- Born: Macy Motle Friedman August 16, 1898 New York City, U.S.
- Died: April 21, 1988 (aged 89) St. Paul, Minnesota, U.S.
- Conviction: Robbery
- Criminal penalty: 10-to-life

= Morris Rudensky =

American criminal (1898–1988)

Morris Rudensky (born Macy Motle Friedman; August 16, 1898 – April 21, 1988) was an American prohibition-era gangster, cat burglar and safe-cracker.

He became a well-known writer for an inmate-run magazine called The Atlantian while incarcerated at United States Penitentiary, Atlanta. Following his release from prison, he became a spokesman and security consultant for several companies, and wrote a memoir titled The Gonif.

==Early life and career==
Born to a Jewish family on Manhattan's Lower East Side, Rudensky began his career by stealing bagels. At age 13 he was deemed incorrigible and sent to the Elmira State Reformatory. He escaped to make his way to Chicago where he cracked safes for the best price. He claimed to work for Al Capone's Chicago Outfit, Bugs Moran's North Side Mob, and The Purple Gang, a group of Jewish mobsters based in Detroit. He also traveled, cracking safes in Kansas City, St. Louis and San Francisco.

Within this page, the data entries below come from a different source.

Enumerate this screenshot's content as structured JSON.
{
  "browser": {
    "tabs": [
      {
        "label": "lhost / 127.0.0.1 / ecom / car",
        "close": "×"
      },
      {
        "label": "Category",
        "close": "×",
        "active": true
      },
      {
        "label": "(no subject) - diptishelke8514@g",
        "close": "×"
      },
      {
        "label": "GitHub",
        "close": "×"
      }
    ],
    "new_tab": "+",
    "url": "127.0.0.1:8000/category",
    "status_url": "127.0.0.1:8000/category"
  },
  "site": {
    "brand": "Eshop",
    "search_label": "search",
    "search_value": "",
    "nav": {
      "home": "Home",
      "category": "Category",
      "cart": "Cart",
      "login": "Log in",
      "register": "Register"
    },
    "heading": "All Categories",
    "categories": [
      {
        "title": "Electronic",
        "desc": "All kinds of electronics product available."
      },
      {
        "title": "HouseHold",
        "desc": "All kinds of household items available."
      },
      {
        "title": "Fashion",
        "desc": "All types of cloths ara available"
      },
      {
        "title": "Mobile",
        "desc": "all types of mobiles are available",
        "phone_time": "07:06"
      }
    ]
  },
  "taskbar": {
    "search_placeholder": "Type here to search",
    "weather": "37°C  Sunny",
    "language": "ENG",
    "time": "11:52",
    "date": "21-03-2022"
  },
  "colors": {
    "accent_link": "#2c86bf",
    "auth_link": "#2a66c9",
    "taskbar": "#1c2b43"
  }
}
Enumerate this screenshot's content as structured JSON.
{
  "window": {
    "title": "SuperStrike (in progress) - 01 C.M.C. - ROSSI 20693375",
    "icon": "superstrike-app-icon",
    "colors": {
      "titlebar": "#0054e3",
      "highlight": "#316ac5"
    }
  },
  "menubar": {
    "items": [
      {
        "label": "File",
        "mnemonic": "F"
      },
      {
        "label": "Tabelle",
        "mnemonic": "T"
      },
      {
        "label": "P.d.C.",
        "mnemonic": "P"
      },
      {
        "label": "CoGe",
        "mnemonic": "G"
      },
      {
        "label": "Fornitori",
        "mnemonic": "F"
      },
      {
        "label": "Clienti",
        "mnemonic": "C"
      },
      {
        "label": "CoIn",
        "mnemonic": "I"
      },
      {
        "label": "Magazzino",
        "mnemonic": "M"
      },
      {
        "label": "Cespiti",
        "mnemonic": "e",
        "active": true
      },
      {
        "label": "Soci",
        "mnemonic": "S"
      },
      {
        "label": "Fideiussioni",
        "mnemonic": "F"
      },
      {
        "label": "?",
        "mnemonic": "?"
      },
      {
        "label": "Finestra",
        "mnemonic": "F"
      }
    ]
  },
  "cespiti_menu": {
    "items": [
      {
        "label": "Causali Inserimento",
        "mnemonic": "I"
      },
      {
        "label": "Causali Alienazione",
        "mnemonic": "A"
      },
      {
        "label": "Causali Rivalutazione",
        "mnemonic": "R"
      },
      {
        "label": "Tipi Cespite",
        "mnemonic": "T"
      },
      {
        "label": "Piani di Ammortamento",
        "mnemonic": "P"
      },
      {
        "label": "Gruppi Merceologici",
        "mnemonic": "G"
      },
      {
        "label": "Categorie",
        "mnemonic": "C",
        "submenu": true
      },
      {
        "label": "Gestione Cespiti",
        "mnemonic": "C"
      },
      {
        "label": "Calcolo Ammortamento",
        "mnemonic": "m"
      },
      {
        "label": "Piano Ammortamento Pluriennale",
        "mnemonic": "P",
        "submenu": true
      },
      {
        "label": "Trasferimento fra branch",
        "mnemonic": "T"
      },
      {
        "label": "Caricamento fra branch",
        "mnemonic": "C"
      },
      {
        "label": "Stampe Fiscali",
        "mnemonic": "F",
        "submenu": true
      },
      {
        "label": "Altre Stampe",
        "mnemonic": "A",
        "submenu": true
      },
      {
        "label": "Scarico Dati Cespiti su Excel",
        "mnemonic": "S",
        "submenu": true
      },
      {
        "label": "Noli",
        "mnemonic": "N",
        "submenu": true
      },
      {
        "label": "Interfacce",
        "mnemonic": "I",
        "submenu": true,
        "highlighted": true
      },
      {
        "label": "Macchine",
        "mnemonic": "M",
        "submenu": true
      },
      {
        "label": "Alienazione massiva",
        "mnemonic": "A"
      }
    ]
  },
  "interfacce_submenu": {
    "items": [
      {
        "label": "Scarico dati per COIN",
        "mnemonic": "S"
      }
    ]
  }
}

He later became known as an escape artist, successfully escaping from the Pontiac State Reformatory, where he was serving ten-years-to-life for the robbery of the Argo State Bank. Rudensky also claimed to be the mastermind behind the theft of $2.1 million in whiskey from a federal warehouse in Kansas City, Missouri, though no contemporaneous coverage confirms this claim. Rudensky continued to operate a well-organized theft ring in the Midwest robbing various payroll deliveries, distilleries, banks, and trains, and did freelance work for Egan's Rats and Al Capone.

At the age of twenty-one, Rudensky was again in prison, where he was known as "King of the Cons" for frequently getting into fights, and made several escape attempts successfully escaping briefly, after packing himself in a box being taken out of the prison print shop, but was soon caught.

He became friends with communist Earl Browder, in prison, who taught him English and encouraged him to write.

==Reform==
During a prison uprising on August 1, 1929, Rudensky saved the life of inmate Charlie Ward, the future president of the Brown & Bigelow advertising firm. After befriending Ward, Rudensky became convinced to stop criminal activities, and after being transferred to United States Penitentiary, Atlanta Rudensky began to work on the prison newspaper, The Atlantian, later becoming its editor. In Atlanta he was the cellmate of Al Capone. Although Rudensky expected to serve as Capone's subordinate and errand-runner, Capone's failing health and Rudensky's position in the prison led to him acting as guardian to Capone in response to hostility from other inmates and corrections officers.

Shortly after the attack on Pearl Harbor, he wrote a popular essay for The Atlantian titled "Memorandum of Faith.” In the essay, he called on prisoners to support the United States and redouble their commitments to wartime production. He was later awarded a commendation by President Franklin Delano Roosevelt for his efforts along with Attorney General Francis Biddle.

In 1955, Rudensky was released from Illinois State Penitentiary, Menard on parole. He took a job as a copy editor from Brown & Bigelow, and later became chief consultant for the 3M Corporation Security Systems. In 1970, Rudensky published his autobiography The Gonif, which is Yiddish for thief. During the 1970s and 1980s, he lectured for a time visiting schools in the St. Paul and Minneapolis metro areas, including in the renowned Minnesota educator Dr. Ida Kugler's fifth-grade class at Hancock-Hamline Magnet School, trying to deter students from the life of crime he had followed. In 1975, he made a public appearance as Paul Eakins toured the country with a V-16 Cadillac once owned by Al Capone.

In his later years he formed the Red Rudensky Variety Show, a troupe that toured nursing homes, and he was a regular in the St. Paul Clown Club, entertaining in children's hospital wards.

Red lived in semi-retirement in the Sholom Home, a nursing home in St. Paul, Minnesota, until his death on April 21, 1988.